Show $\limsup _{t \to \infty} \frac{B_t}{\sqrt{t \ln t}} \leq 1 $ using the fact that $\frac{e^{B_t ^2 / (1+2t)}}{\sqrt{1+2t}}$ is a martingale.

Question

For a standard Brownian motion $(B_t)_{t \geq 0}$, I want to show that $$\limsup _{t \to \infty} \frac{B_t}{\sqrt{t \ln t}} \leq 1 \ \ \text{a.s.}$$ using the fact that $\frac{\exp(B_t ^2 / (1+2t))} { \sqrt{1+2t}}$ is a martingale.

It suffices to show $\limsup _{t \to \infty} \frac{B_t ^2}{t \ln t} \leq 1 \ \ \text{a.s.}$ and I know that $\frac{B_t ^2}{t \ln t} \leq \frac{B_t ^2} {1+2t}$ for large $t$, but I don't see any further.

Any help is appreciated.

Answer 1

Thanks to @John Dawkins, I have come up with an answer.

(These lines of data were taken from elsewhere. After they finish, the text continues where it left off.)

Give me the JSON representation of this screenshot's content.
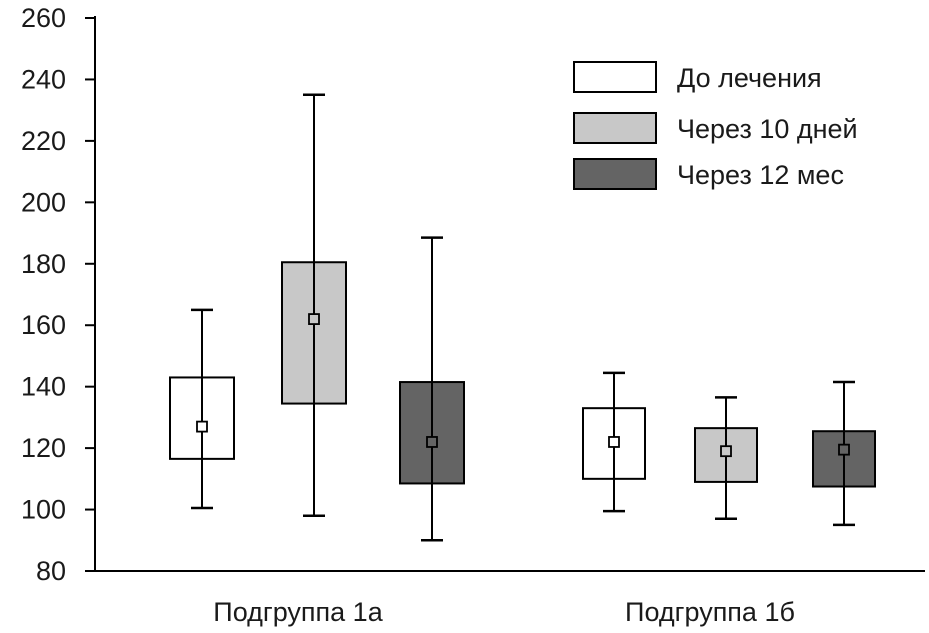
{
  "chart_data": {
    "type": "box",
    "categories": [
      "Подгруппа 1а",
      "Подгруппа 1б"
    ],
    "ylim": [
      80,
      260
    ],
    "yticks": [
      80,
      100,
      120,
      140,
      160,
      180,
      200,
      220,
      240,
      260
    ],
    "grid": false,
    "legend_position": "top-right",
    "series": [
      {
        "name": "До лечения",
        "color": "#ffffff",
        "boxes": [
          {
            "category": "Подгруппа 1а",
            "min": 100.5,
            "q1": 116.5,
            "mean": 127,
            "q3": 143,
            "max": 165
          },
          {
            "category": "Подгруппа 1б",
            "min": 99.5,
            "q1": 110,
            "mean": 122,
            "q3": 133,
            "max": 144.5
          }
        ]
      },
      {
        "name": "Через 10 дней",
        "color": "#c8c8c8",
        "boxes": [
          {
            "category": "Подгруппа 1а",
            "min": 98,
            "q1": 134.5,
            "mean": 162,
            "q3": 180.5,
            "max": 235
          },
          {
            "category": "Подгруппа 1б",
            "min": 97,
            "q1": 109,
            "mean": 119,
            "q3": 126.5,
            "max": 136.5
          }
        ]
      },
      {
        "name": "Через 12 мес",
        "color": "#646464",
        "boxes": [
          {
            "category": "Подгруппа 1а",
            "min": 90,
            "q1": 108.5,
            "mean": 122,
            "q3": 141.5,
            "max": 188.5
          },
          {
            "category": "Подгруппа 1б",
            "min": 95,
            "q1": 107.5,
            "mean": 119.5,
            "q3": 125.5,
            "max": 141.5
          }
        ]
      }
    ]
  }
}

By the martingale convergence theorem, our martingle converges pointwise to a non-negative real valued random variable $Z$ a.s. Note that

$$\frac {e^{B_t^2/(1+2t)}}{\sqrt{1+2t}} = \exp \bigg({\frac{t \ln t}{1+2t} \left( \frac{B_t^2}{t \ln t}- \frac{(1+2t)\ln(1+2t)}{2t \ln t}\right) \bigg)}$$

On the event $Z > 0$ (and where the martingale converges to $Z$, of course)

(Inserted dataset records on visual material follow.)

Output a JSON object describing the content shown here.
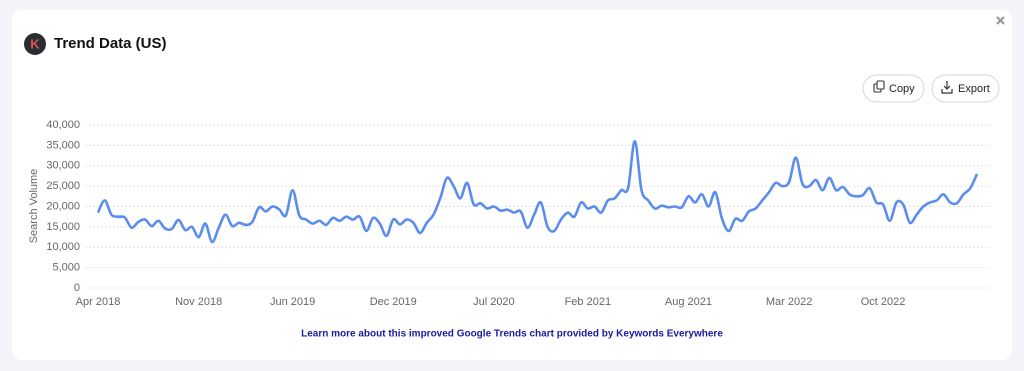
{
  "logo_letter": "K",
  "buttons": {
    "copy": "Copy",
    "export": "Export"
  },
  "footer_link": "Learn more about this improved Google Trends chart provided by Keywords Everywhere",
  "chart_data": {
    "type": "line",
    "title": "Trend Data (US)",
    "y_label": "Search Volume",
    "color": "#5b8def",
    "grid": true,
    "ylim": [
      0,
      40000
    ],
    "yticks": [
      0,
      {
        "value": 5000,
        "label": "5,000"
      },
      {
        "value": 10000,
        "label": "10,000"
      },
      {
        "value": 15000,
        "label": "15,000"
      },
      {
        "value": 20000,
        "label": "20,000"
      },
      {
        "value": 25000,
        "label": "25,000"
      },
      {
        "value": 30000,
        "label": "30,000"
      },
      {
        "value": 35000,
        "label": "35,000"
      },
      {
        "value": 40000,
        "label": "40,000"
      }
    ],
    "categories": [
      "Apr 2018",
      null,
      null,
      null,
      null,
      null,
      null,
      null,
      null,
      null,
      null,
      null,
      null,
      null,
      null,
      "Nov 2018",
      null,
      null,
      null,
      null,
      null,
      null,
      null,
      null,
      null,
      null,
      null,
      null,
      null,
      "Jun 2019",
      null,
      null,
      null,
      null,
      null,
      null,
      null,
      null,
      null,
      null,
      null,
      null,
      null,
      null,
      "Dec 2019",
      null,
      null,
      null,
      null,
      null,
      null,
      null,
      null,
      null,
      null,
      null,
      null,
      null,
      null,
      "Jul 2020",
      null,
      null,
      null,
      null,
      null,
      null,
      null,
      null,
      null,
      null,
      null,
      null,
      null,
      "Feb 2021",
      null,
      null,
      null,
      null,
      null,
      null,
      null,
      null,
      null,
      null,
      null,
      null,
      null,
      null,
      "Aug 2021",
      null,
      null,
      null,
      null,
      null,
      null,
      null,
      null,
      null,
      null,
      null,
      null,
      null,
      null,
      "Mar 2022",
      null,
      null,
      null,
      null,
      null,
      null,
      null,
      null,
      null,
      null,
      null,
      null,
      null,
      "Oct 2022",
      null,
      null,
      null,
      null,
      null,
      null,
      null,
      null,
      null,
      null,
      null,
      null,
      null,
      null
    ],
    "values": [
      18500,
      21500,
      18000,
      17500,
      17300,
      14800,
      16200,
      16800,
      15200,
      16500,
      14600,
      14500,
      16700,
      14200,
      15000,
      12500,
      15800,
      11300,
      14800,
      18000,
      15200,
      16000,
      15500,
      16200,
      19800,
      18800,
      20000,
      19300,
      17800,
      24000,
      17800,
      16800,
      15800,
      16500,
      15500,
      17200,
      16500,
      17500,
      16800,
      17500,
      14000,
      17200,
      15800,
      12800,
      16800,
      15600,
      16800,
      16000,
      13500,
      16000,
      18000,
      22000,
      27000,
      25000,
      22000,
      25800,
      20500,
      20800,
      19500,
      20000,
      19000,
      19200,
      18500,
      18800,
      14800,
      18000,
      21000,
      15000,
      14000,
      16800,
      18500,
      17500,
      21000,
      19500,
      20000,
      18500,
      21500,
      22000,
      24000,
      24500,
      36000,
      24000,
      21500,
      19500,
      20200,
      19800,
      20000,
      19800,
      22500,
      21000,
      23000,
      20000,
      23500,
      17000,
      14000,
      17000,
      16500,
      18800,
      19500,
      21500,
      23500,
      25800,
      25000,
      26000,
      32000,
      25500,
      25000,
      26500,
      24000,
      27000,
      24000,
      24800,
      23000,
      22500,
      22800,
      24500,
      21000,
      20500,
      16500,
      21000,
      20500,
      16000,
      18000,
      20000,
      21000,
      21500,
      23000,
      21000,
      20800,
      23000,
      24500,
      28000
    ]
  }
}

$$\lim _{t \to \infty}\frac{t \ln t}{1+2t} \left( \frac{B_t^2}{t \ln t}- \frac{(1+2t)\ln(1+2t)}{2t \ln t}\right) \bigg) \in \mathbb R$$

which implies $\lim_{t \to \infty} \frac{B_t ^2}{t \ln t} = 1$. On the event $Z=0$

$$\lim _{t \to \infty}\frac{t \ln t}{1+2t} \Big( \frac{B_t^2}{t \ln t}- \frac{(1+2t)\ln(1+2t)}{2t \ln t}\Big) \bigg) = -\infty$$

which implies $\limsup_{t \to \infty} \frac{B_t ^2}{t \ln t} \leq 1$ (otherwise, there exists $\delta > 0$, such that $\frac{B_t ^2}{t \ln t} >1+\delta$ infinitely often as $t \to \infty$, so $ \frac{B_t^2}{t \ln t}- \frac{(1+2t)\ln(1+2t)}{2t \ln t} >0$ infinitely often for large $t$ with positive probability). Note that $$\frac{\ln(1+2t)}{\ln t} \to 1$$ using L'Hospital's rule.